Sin embargo, quizá movido por algún vago presentimiento, minutos antes de que mi avión partiera hacia Recife fui a la tienda Duty Free del aeropuerto y compré dos botellas de vodka Stolichnaya (ahora doy gracias a Dios por ese impulso que al principio se me antojó irracional).
Y arrastré aquellas dos botellas, junto con el resto de mi equipaje, mientras cruzaba medio subcontinente en un vuelo local a Manaos, donde me esperaba el guía. Y seguí llevándolas cuando navegaba por el Amazonas, y más tarde por otro río, el Juruá, afluente del primero, que me llevó hasta el poblado de Sao Romáo. Y las dos botellas de Stolichnaya fueron un bulto más en mi mochila mientras cruzaba la selva amazónica, internándome en una zona que suele aparecer en los mapas como una superficie lisa, dado que nadie ha estado allí para describir los detalles. Y, finalmente, las dos botellas fueron mudos testigos de mi soledad cuando el guía me estrechó la mano, allí, rodeados por una muralla de vegetación, diciéndome:
—Aquí le dejo, señor Vasla. Siga el sendero siempre hacia el este y, a un día de marcha, encontrará a los pchapchá.
—Pero, oiga —protesté—, ¿qué sendero? No veo ningún sendero...
—Tranquilo. Coja la brújula y siga hacia el este. Es sencillo. Y recuerde mirar siempre hacia arriba.
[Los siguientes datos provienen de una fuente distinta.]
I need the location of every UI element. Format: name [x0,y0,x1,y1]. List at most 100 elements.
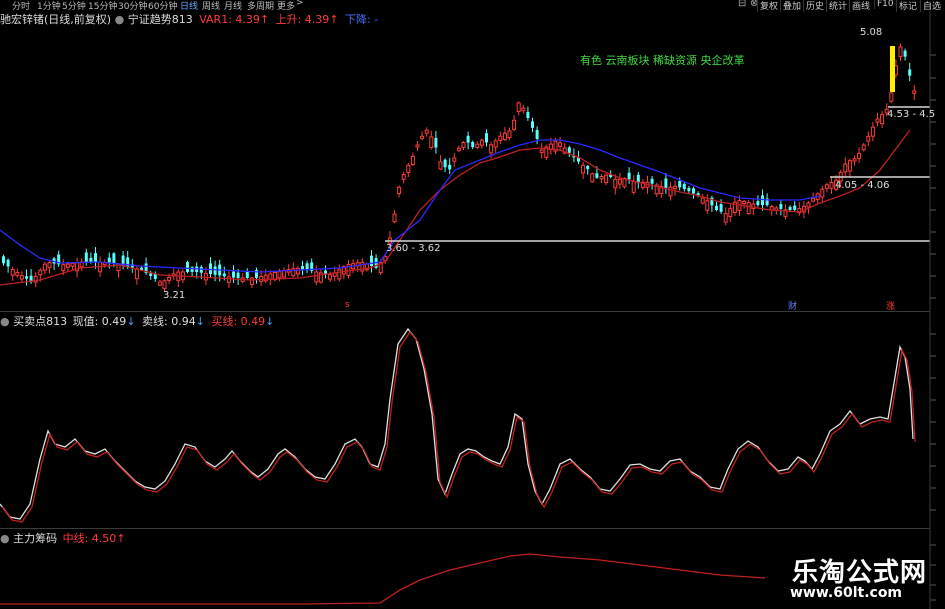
candle-body [599,176,604,180]
candle-body [268,273,273,280]
candle-body [324,270,327,274]
candle-body [10,268,15,276]
candle-body [793,205,797,210]
candle-body [756,201,760,205]
candle-body [866,135,871,142]
watermark-title: 乐淘公式网 [792,558,928,588]
candle-body [516,102,521,113]
candle-body [746,202,751,215]
candle-body [61,264,66,271]
candle-body [903,50,907,57]
candle-body [617,178,622,185]
candle-body [526,111,530,118]
candle-body [889,92,894,102]
candle-body [112,253,116,264]
candle-body [507,130,512,138]
candle-body [535,129,539,139]
candle-body [249,277,254,286]
candle-body [84,252,88,262]
candle-body [245,271,249,278]
candle-body [485,133,488,143]
candle-body [456,147,461,151]
candle-body [719,204,723,212]
candle-body [236,272,240,278]
candle-body [65,263,70,268]
candle-body [42,263,47,271]
candle-body [167,276,172,281]
buysell-now-line [0,327,914,520]
candle-body [337,269,342,280]
candle-body [824,184,829,189]
candle-body [222,273,226,277]
candle-body [489,144,494,154]
candle-body [199,266,203,273]
candle-body [149,273,153,276]
candle-body [466,135,470,143]
candle-body [420,135,425,139]
candle-body [595,173,599,178]
watermark-url: www.60lt.com [790,585,903,601]
range-label-3: 4.53 - 4.5 [887,109,936,120]
candle-body [586,165,590,170]
chart-canvas[interactable] [0,0,945,609]
candle-body [700,197,705,204]
candle-body [861,144,866,151]
candle-body [232,271,235,278]
candle-body [664,178,668,188]
candle-body [295,267,300,275]
candle-body [443,159,447,168]
candle-body [25,276,28,279]
candle-body [70,262,75,267]
candle-body [328,274,333,280]
candle-body [880,113,885,125]
candle-body [723,213,728,223]
candle-body [213,266,217,275]
candle-body [728,208,733,218]
candle-body [498,135,503,141]
candle-body [479,139,484,146]
candle-body [843,163,848,173]
candle-body [847,160,852,172]
candle-body [829,182,834,189]
candle-body [493,140,498,148]
candle-body [19,275,24,280]
candle-body [898,46,903,57]
candle-body [434,137,438,148]
candle-body [15,272,20,276]
candle-body [715,205,718,210]
candle-body [613,178,618,189]
candle-body [668,186,673,197]
candle-body [806,202,811,208]
candle-body [401,174,406,180]
s-marker: s [345,300,350,310]
candle-body [452,157,457,162]
candle-body [314,271,319,283]
candle-body [682,183,686,190]
candle-body [912,90,917,94]
candle-body [226,276,231,283]
candle-body [392,213,397,223]
candle-body [705,200,710,211]
candle-body [438,161,443,170]
candle-body [558,142,563,147]
candle-body [502,132,507,140]
candle-body [461,142,466,148]
candle-body [531,121,534,128]
candle-body [2,256,5,264]
candle-body [475,143,480,149]
limit-up-marker: 涨 [886,302,896,312]
candle-body [908,69,912,76]
candle-body [6,259,10,267]
range-label-1: 3.60 - 3.62 [386,243,441,254]
candle-body [742,201,747,205]
candle-body [429,136,434,149]
candle-body [397,186,402,194]
candle-body [134,268,139,280]
candle-body [581,164,586,174]
buysell-buy-line [1,330,916,523]
candle-body [512,119,517,130]
candle-body [627,172,631,180]
candle-body [94,253,97,262]
candle-body [406,164,411,173]
low-price-label: 3.21 [163,290,186,301]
Esos salvajes viven en los árboles, como los monos. —Aquello pareció hacerle mucha gracia, porque se puso a reír como un loco—. Bueno, me voy señor Vasla —añadió, secándose las risueñas lágrimas con el dorso de la mano—. Volveré a buscarle dentro de seis meses. En septiembre u octubre, según las lluvias. —Comenzó a alejarse; antes de perderse de vista gritó (prorrumpiendo de nuevo en grandes risotadas)—: ¡Recuerde que los monos viven arriba!
Caminé hacia el este (con dolor de cuello a causa de tanto mirar hacia lo alto) y acabé encontrando a los pchapchá. Me recibieron con indiferencia. Oh, bueno, fueron amables, sí: me dieron alojamiento (una cabaña algo apartada del poblado) y comida. Pero no me hacían caso, me ignoraban. Contestaban lacónicamente a mis preguntas; o no contestaban, escudándose tras una risa boba. Pasaban el día haraganeando y dormitando. Luego, al caer la noche, tomaban la gupta y todos se iban a sus cabañas, de las que no podían salir hasta el amanecer.
Y ya que hablamos de eso, entre los pchapchá sólo hay dos tabúes: uno el que acabo de mencionar, la prohibición de salir al exterior de noche; y otro que impide la entrada a una pequeña montaña cercana al poblado, un cerro llamado Pchaguptirimé («El lugar donde la mirada pone orden»).